Research: Tram & Railroad Database

Code: 247
Corporate Name: Hilgard Lumber Company
Folk Name:
Incorporated:
Ownership: Hilgard Lumber Company
Years of Operation: 1880 to 1910
Track Type:
Standard Gauge Wooden Rails
Track Length: Unknown
Locations Served: Laurelia (Holshausen) Polk
Counties of Operation: Polk
Line Connections: Trinity & Sabine at Laurelia, three miles west of Corrigan
Track Information:
Tram Road Logging / Industrial Common Carrier Logging Camp
Equipment: Two locomotives operating during Benford Lumber tenure on twenty-five miles of tram road
History: C. Bender and Sons operated a sawmill and planing plant at Laurelia in Polk County, who had bought if from Judge Holshausen. Bender and Sons operated a tram road to supply the mills with sawtimber. They sold the plant to the Hilgard Lumber Company in 1902. The Hilgard Lumber Company, according to Strapac, operated two locomotives on a 36-inch gauge at Laurelia, Texas. The 2-6-0 originally belonged to Tyler Car and Lumber Company and was later sold to Southern Iron and Equipment. The 2T Climax was purchased from Southern Iron & Equipment in 1909 and was sold to W. H. Gerhart Lumber Company of Laurelia in 1913. The sawmill plant at Laurelia had burned down in 1910 and was not rebuilt. Keeling noted that Hilgard Lumber Company at Laurelia operated twenty-five miles of tram road. Ruth Peebles notes in A Pictorial History of Polk County, Texas that the first sawmiller at Laurelia was Judge Claiborne Holshausen, who built one about 1880. He sold it thereafter to Bender & Sons of Houston.
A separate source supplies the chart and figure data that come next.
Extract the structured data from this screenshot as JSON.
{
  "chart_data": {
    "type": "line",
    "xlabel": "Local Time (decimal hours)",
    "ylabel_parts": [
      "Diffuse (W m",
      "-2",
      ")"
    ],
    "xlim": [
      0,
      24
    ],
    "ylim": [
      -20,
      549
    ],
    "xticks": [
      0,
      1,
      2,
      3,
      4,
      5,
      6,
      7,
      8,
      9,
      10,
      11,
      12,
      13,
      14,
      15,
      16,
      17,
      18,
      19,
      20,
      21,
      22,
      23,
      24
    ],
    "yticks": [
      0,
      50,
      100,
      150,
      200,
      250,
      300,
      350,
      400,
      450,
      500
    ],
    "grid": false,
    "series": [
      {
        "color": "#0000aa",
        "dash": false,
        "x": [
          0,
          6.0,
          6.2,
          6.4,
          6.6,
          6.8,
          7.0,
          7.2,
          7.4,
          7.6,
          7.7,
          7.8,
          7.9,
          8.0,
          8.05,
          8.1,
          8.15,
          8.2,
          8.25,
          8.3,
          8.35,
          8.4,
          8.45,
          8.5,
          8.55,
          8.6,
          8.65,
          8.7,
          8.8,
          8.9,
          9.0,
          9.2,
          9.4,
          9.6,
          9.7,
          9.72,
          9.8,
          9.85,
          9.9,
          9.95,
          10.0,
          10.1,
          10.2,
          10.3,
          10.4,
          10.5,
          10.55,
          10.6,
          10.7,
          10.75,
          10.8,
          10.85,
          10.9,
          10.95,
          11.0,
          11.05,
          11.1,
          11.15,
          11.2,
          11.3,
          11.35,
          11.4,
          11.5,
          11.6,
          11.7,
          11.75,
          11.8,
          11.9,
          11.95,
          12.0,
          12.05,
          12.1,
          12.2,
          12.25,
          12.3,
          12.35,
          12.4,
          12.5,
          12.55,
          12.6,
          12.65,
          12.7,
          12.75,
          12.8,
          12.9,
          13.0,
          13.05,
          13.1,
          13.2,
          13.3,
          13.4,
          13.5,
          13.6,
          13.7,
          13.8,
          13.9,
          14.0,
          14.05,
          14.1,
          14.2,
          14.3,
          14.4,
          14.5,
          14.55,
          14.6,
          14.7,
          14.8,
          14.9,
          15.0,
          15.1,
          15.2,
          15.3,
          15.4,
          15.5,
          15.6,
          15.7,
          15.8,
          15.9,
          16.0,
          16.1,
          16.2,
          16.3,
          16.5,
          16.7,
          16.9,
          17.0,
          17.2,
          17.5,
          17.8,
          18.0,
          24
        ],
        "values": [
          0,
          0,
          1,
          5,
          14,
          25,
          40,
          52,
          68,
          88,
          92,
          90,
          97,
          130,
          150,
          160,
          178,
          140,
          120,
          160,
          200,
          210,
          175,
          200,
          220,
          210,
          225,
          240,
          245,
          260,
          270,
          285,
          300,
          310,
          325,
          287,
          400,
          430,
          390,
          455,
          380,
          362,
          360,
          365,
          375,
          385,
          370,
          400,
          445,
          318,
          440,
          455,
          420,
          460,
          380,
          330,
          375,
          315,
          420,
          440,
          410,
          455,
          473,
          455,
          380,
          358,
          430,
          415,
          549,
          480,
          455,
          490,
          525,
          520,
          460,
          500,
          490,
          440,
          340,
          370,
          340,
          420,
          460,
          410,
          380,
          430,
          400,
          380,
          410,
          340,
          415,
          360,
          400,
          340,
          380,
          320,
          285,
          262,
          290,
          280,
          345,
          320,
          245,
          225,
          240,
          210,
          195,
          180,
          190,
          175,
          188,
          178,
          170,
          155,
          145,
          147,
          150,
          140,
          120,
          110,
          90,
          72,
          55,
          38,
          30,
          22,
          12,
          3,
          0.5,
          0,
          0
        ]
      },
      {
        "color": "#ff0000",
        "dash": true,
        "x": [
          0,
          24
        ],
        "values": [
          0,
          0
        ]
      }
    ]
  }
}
Holshausen's name was changed to Laurelia. The Bender operation was cutting 30,000 feet daily in 1893 and is mentioned briefly in a larger article on the Bender mill in Houston in 1894. In 1894, Charles Bender, Sr., and Eugene Bender supervised this operation. The mill was cutting 60,000 feet daily in 1900. Bender sold the mill to the Hilgard Lumber Company in 1902. Hilgard Lumber operations at Moscow and Holshausen may have been contract mills for Foster Lumber Company. The Hilgard Lumber Company upped the daily cut to 75,000 by 1906. G. Bedell Moore, a partner in Lutcher-Moore at Orange, soon supplanted Wicks and the others. The mill shut down at his death in 1908. After the Benford Lumber mill at Petersville was destroyed by fire in the fall of 1909, Benford Lumber bought the Hilgard Lumber Company mill at Laurelia “for the purpose,” said the Southern Industrial and Lumber Review in 1910, “of manufacturing there the timber that was to have been cut at Potomac.” The Benford company, using the Davis-Ingram Lumber Company name, had only operated the mill about sixty days, however, before it too was destroyed by fire on the night of January 17, 1910. It was not rebuilt.